Histamine causes endothelial barrier disruption via Ca 2+ ‐mediated RhoA activation and enhanced force generation at intercellular junctions

During inflammation, disruption of endothelial adherens junctions (AJ) and tight junctions (TJ) leads to increased microvascular permeability. In this study we used histamine to induce acute endothelial barrier breakdown in primary human microvascular endothelial cells.

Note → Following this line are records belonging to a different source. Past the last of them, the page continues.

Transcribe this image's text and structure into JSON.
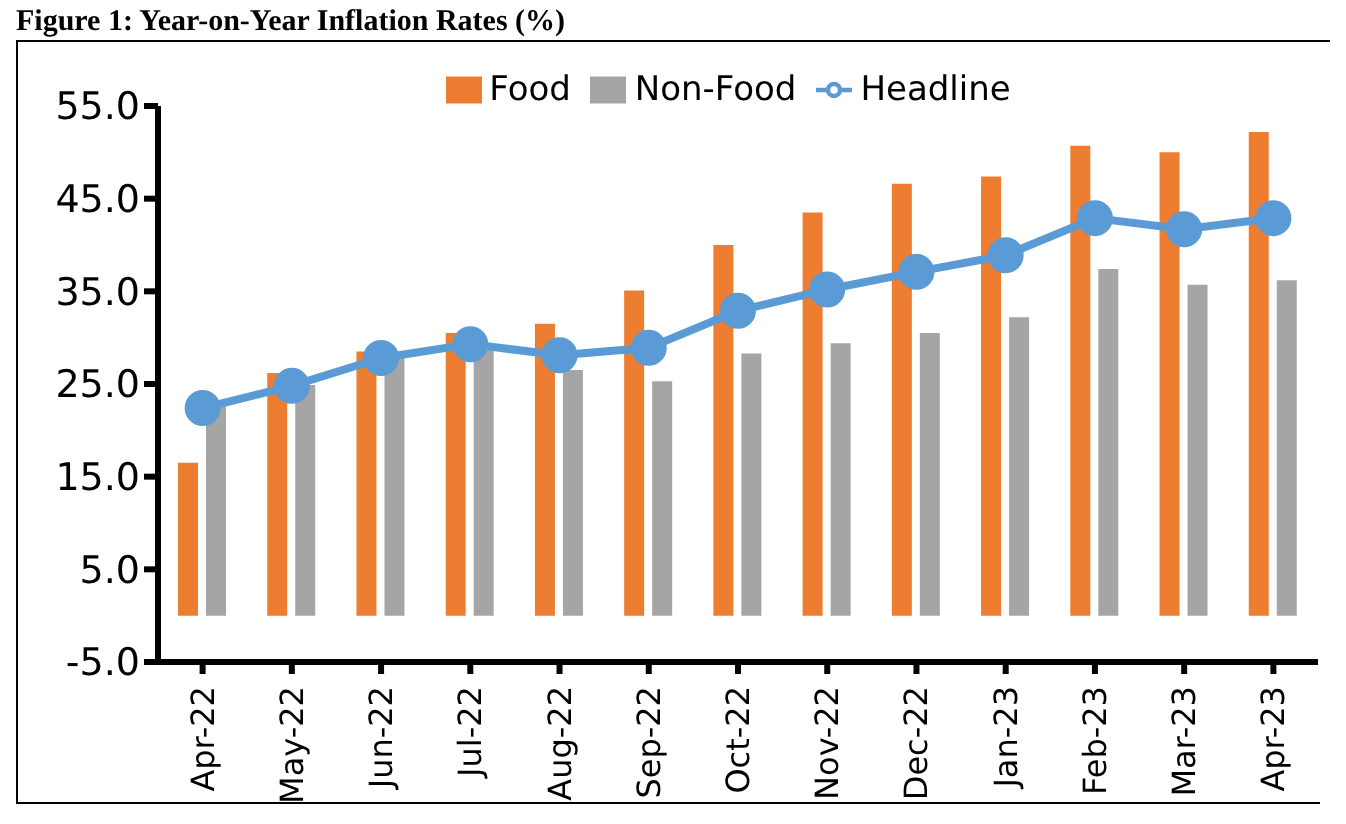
{
  "chart_data": {
    "type": "bar",
    "title": "Figure 1: Year-on-Year Inflation Rates (%)",
    "categories": [
      "Apr-22",
      "May-22",
      "Jun-22",
      "Jul-22",
      "Aug-22",
      "Sep-22",
      "Oct-22",
      "Nov-22",
      "Dec-22",
      "Jan-23",
      "Feb-23",
      "Mar-23",
      "Apr-23"
    ],
    "series": [
      {
        "name": "Food",
        "color": "#ed7d31",
        "values": [
          16.5,
          26.2,
          28.5,
          30.5,
          31.5,
          35.1,
          40.0,
          43.5,
          46.6,
          47.4,
          50.7,
          50.0,
          52.2
        ]
      },
      {
        "name": "Non-Food",
        "color": "#a5a5a5",
        "values": [
          22.8,
          24.9,
          28.0,
          29.0,
          26.5,
          25.3,
          28.3,
          29.4,
          30.5,
          32.2,
          37.4,
          35.7,
          36.2
        ]
      },
      {
        "name": "Headline",
        "type": "line",
        "color": "#5b9bd5",
        "values": [
          22.4,
          24.8,
          27.8,
          29.3,
          28.1,
          28.9,
          32.9,
          35.2,
          37.1,
          38.9,
          42.9,
          41.7,
          42.9
        ]
      }
    ],
    "ylim": [
      -5,
      55
    ],
    "yticks": [
      {
        "value": -5,
        "label": "-5.0"
      },
      {
        "value": 5,
        "label": "5.0"
      },
      {
        "value": 15,
        "label": "15.0"
      },
      {
        "value": 25,
        "label": "25.0"
      },
      {
        "value": 35,
        "label": "35.0"
      },
      {
        "value": 45,
        "label": "45.0"
      },
      {
        "value": 55,
        "label": "55.0"
      }
    ],
    "legend": "top",
    "marker": "circle",
    "line_style": "solid"
  }
}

Using FURA‐2AM we observed a rapid Ca 2+ influx induced by both histamine and thrombin accompanied by reduced transendothelial electric resistance (TER). Breakdown coincided with increased stress fiber and focal adhesion formation. The histamine response was blocked by the histamine receptor type 1 antagonist (H1R) diphenhydramine but not by the H2R antagonist ranitidine. Interestingly, GLISA measurements revealed activation of RhoA but not inactivation of Rac1 at the time‐point of barrier breakdown. FRET measurements showed activation of RhoA at intercellular junctions after both thrombin and histamine exposure. At the same time course we observed increased tension at AJs indicated by immunostaining with a conformation‐sensitive antibody targeting the α18‐subunit of α‐catenin. Both Ca 2+ chelation by BAPTA‐AM and inhibition of ROCK1 abolished increased tension along AJs and barrier dysfunction in TER. Since BAPTA‐AM decreased RhoA activation following histamine stimulation, the data suggest a key role of Ca 2+ signaling in barrier breakdown. Our data suggest that the patterns of signaling mechanisms engaged in acute inflammatory barrier disruption differ to more delayed responses as seen in sepsis. In response to histamine, Ca 2+ via RhoA/ROCK activation leading to increased tension along junctions appears to be critical for barrier disruption.